I'm sure you're scratching your head at that but I'm not going to give away the plan. I'm going to say that Mr. Touno surrounds Shiroe with smart capable people who pitch in with him to carry out an audacious plan that combines out of the box thinking, political and business shenanigans and buckets of balls to free the newbies of Akiba. Ensure that it can never happen again. Reinvigorate the economy and society of the city and get everyone to buy into the idea of government and law. This book becomes a love letter to civil society and Keynesian economics without becoming boring or dry and I LOVE IT for being so. I also love it because Shiroe could easily become a Mary Sue (that is a character who is perfect in every way and every other character exists to show and more often tell us how the Mary Sue is perfect in every way) but instead he's allowed to have faults. To make mistakes and admit them, which allows him to grow. Additionally and this helps a lot if you want to avoid having a Mary Sue... People are allowed to be just as awesome in their own ways as Shiroe. While his plan was amazing, it simply wouldn't have worked without the help of other characters and their own skills and talents that Shiroe lacked. In the end his greatest strength in this book was his ability to get other people to buy in and help him by making his plan a winning one for everyone involved. Well... Everyone involved who wasn't a child enslaving fuckhead but to hell with those guys anyways.
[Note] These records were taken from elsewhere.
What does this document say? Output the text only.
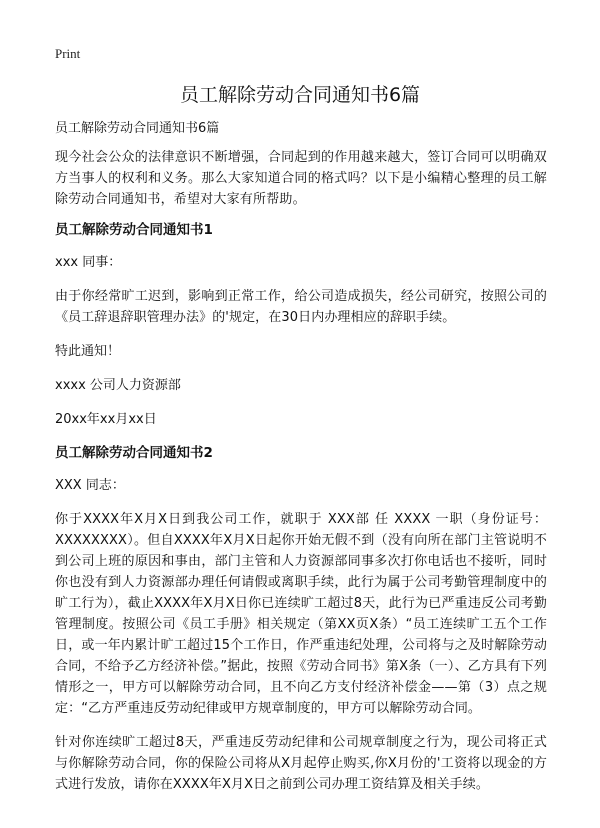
Print
员工解除劳动合同通知书6篇

员工解除劳动合同通知书6篇

现今社会公众的法律意识不断增强，合同起到的作用越来越大，签订合同可以明确双方当事人的权利和义务。那么大家知道合同的格式吗？以下是小编精心整理的员工解除劳动合同通知书，希望对大家有所帮助。

员工解除劳动合同通知书1

xxx 同事：

由于你经常旷工迟到，影响到正常工作，给公司造成损失，经公司研究，按照公司的《员工辞退辞职管理办法》的'规定，在30日内办理相应的辞职手续。

特此通知！

xxxx 公司人力资源部

20xx年xx月xx日

员工解除劳动合同通知书2

XXX 同志：

你于XXXX年X月X日到我公司工作，就职于 XXX部 任 XXXX 一职（身份证号：XXXXXXXX）。但自XXXX年X月X日起你开始无假不到（没有向所在部门主管说明不到公司上班的原因和事由，部门主管和人力资源部同事多次打你电话也不接听，同时你也没有到人力资源部办理任何请假或离职手续，此行为属于公司考勤管理制度中的旷工行为），截止XXXX年X月X日你已连续旷工超过8天，此行为已严重违反公司考勤管理制度。按照公司《员工手册》相关规定（第XX页X条）“员工连续旷工五个工作日，或一年内累计旷工超过15个工作日，作严重违纪处理，公司将与之及时解除劳动合同，不给予乙方经济补偿。”据此，按照《劳动合同书》第X条（一）、乙方具有下列情形之一，甲方可以解除劳动合同，且不向乙方支付经济补偿金——第（3）点之规定：“乙方严重违反劳动纪律或甲方规章制度的，甲方可以解除劳动合同。

针对你连续旷工超过8天，严重违反劳动纪律和公司规章制度之行为，现公司将正式与你解除劳动合同，你的保险公司将从X月起停止购买,你X月份的'工资将以现金的方式进行发放，请你在XXXX年X月X日之前到公司办理工资结算及相关手续。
I highly recommend the Log Horizon series to anyone who has interest in Japanese light novels or likes planetary romances. I really enjoyed reading this book and it also gave a bit of a 101 down low on how Keynesian economics works (if no one is buying anything, then the economy goes splat!). That said, there's not a lot of action in this book til the end and that's over pretty quickly. Which means in some ways the book is kinda a prelude to the action to come. I am giving Log Horizon II: Knight of Camelot by Mamare Touno a B+.